Greece closes EU presidency, says country back to 'normal'

  
Greek soldiers Athens, undated.[Shutterstock]
Greek soldiers. Athens, undated. [Shutterstock]

Greece on Monday (30 June) wrapped up its leadership of the rotating EU presidency by claiming the six-month stint had proved that it was a "normal country" capable of managing its finances.

"There was tight management [of expenses]... this is an impressively positive result," Foreign Minister Evangelos Venizelos told a news conference.

"Our main goal was to show that Greece is a normal, equal member-state [of the EU]. The past six months... helped and will continue to help restore the country's image," the foreign minister added.

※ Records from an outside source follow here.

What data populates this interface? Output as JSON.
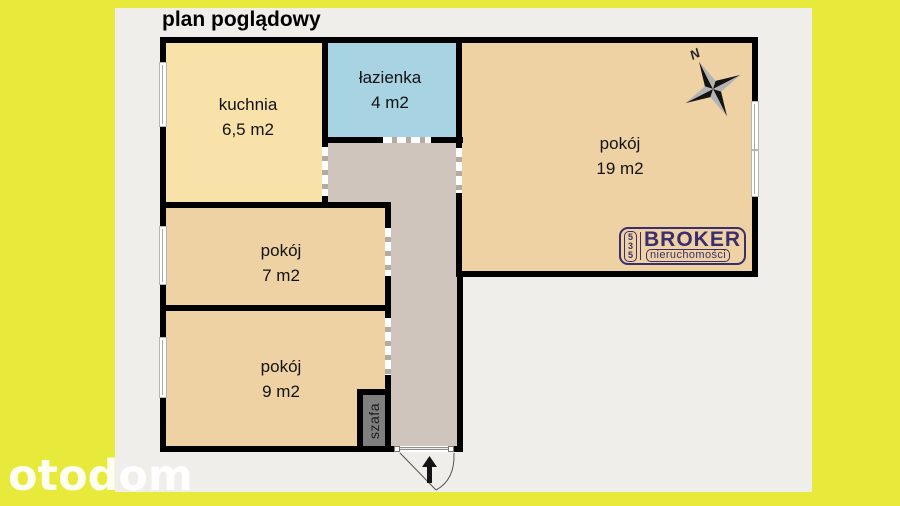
{
  "header": {
    "title": "plan poglądowy"
  },
  "rooms": [
    {
      "name": "kuchnia",
      "area": "6,5 m2"
    },
    {
      "name": "łazienka",
      "area": "4 m2"
    },
    {
      "name": "pokój",
      "area": "19 m2"
    },
    {
      "name": "pokój",
      "area": "7 m2"
    },
    {
      "name": "pokój",
      "area": "9 m2"
    }
  ],
  "closet": {
    "label": "szafa"
  },
  "compass": {
    "north": "N"
  },
  "agency_logo": {
    "digits": [
      "5",
      "3",
      "5"
    ],
    "name": "BROKER",
    "subtitle": "nieruchomości"
  },
  "watermark": {
    "text": "otodom"
  },
  "colors": {
    "frame": "#e7ea3b",
    "paper": "#f0eeea",
    "kitchen": "#f8e2aa",
    "bathroom": "#a7d3e2",
    "room": "#eed2a4",
    "corridor": "#d0c5bc",
    "closet": "#7f7f7f",
    "wall": "#000000",
    "logo": "#3b2d6e"
  }
}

In its fifth presidency since joining the European bloc in 1981, Greece was keen to show its leadership skills despite ts deep economic troubles that brought it to the brink of bankruptcy in 2010.

At the start of the presidency in January, there had been concern about Greece's ability to handle the task in addition to holding municipal and regional elections nationwide in May.

During the Greek presidency, the EU agreed after long debate to apply a financial market tax by 2016, and approved a new oversight system to prevent banks from failing. 

There was also agreement on a draft maritime security strategy against organised crime, threats to freedom of navigation and environmental risks.

Venizelos said the presidency cost an estimated €19 million, around 30% of the budget Athens had allocated of €50 million ($70 million).

The British embassy in Athens described "the very small expenditure [as] a great example to set". 

But Filippa Chatzistavrou, a research fellow at the Hellenic foundation for European and Foreign Policy (Eliamep), argued that Greece's presidency had been "drab". 

"We did the minimum required... we could have done more" to improve the country's own well-documented problems, such as high youth unemployment and immigration, she told AFP.

"There was more Greece could have done to help itself," she said, pointing to Italy, another of the European Union's highly indebted states which takes over the EU presidency until the end of the year.

Italian Prime Minister Matteo Renzi has called for more room for growth in the EU stability pact, and also appears determined to seek changes to EU rules governing asylum applications for immigrants.

"Greece also had reason to push for this, but did not," Chatzistavrou said.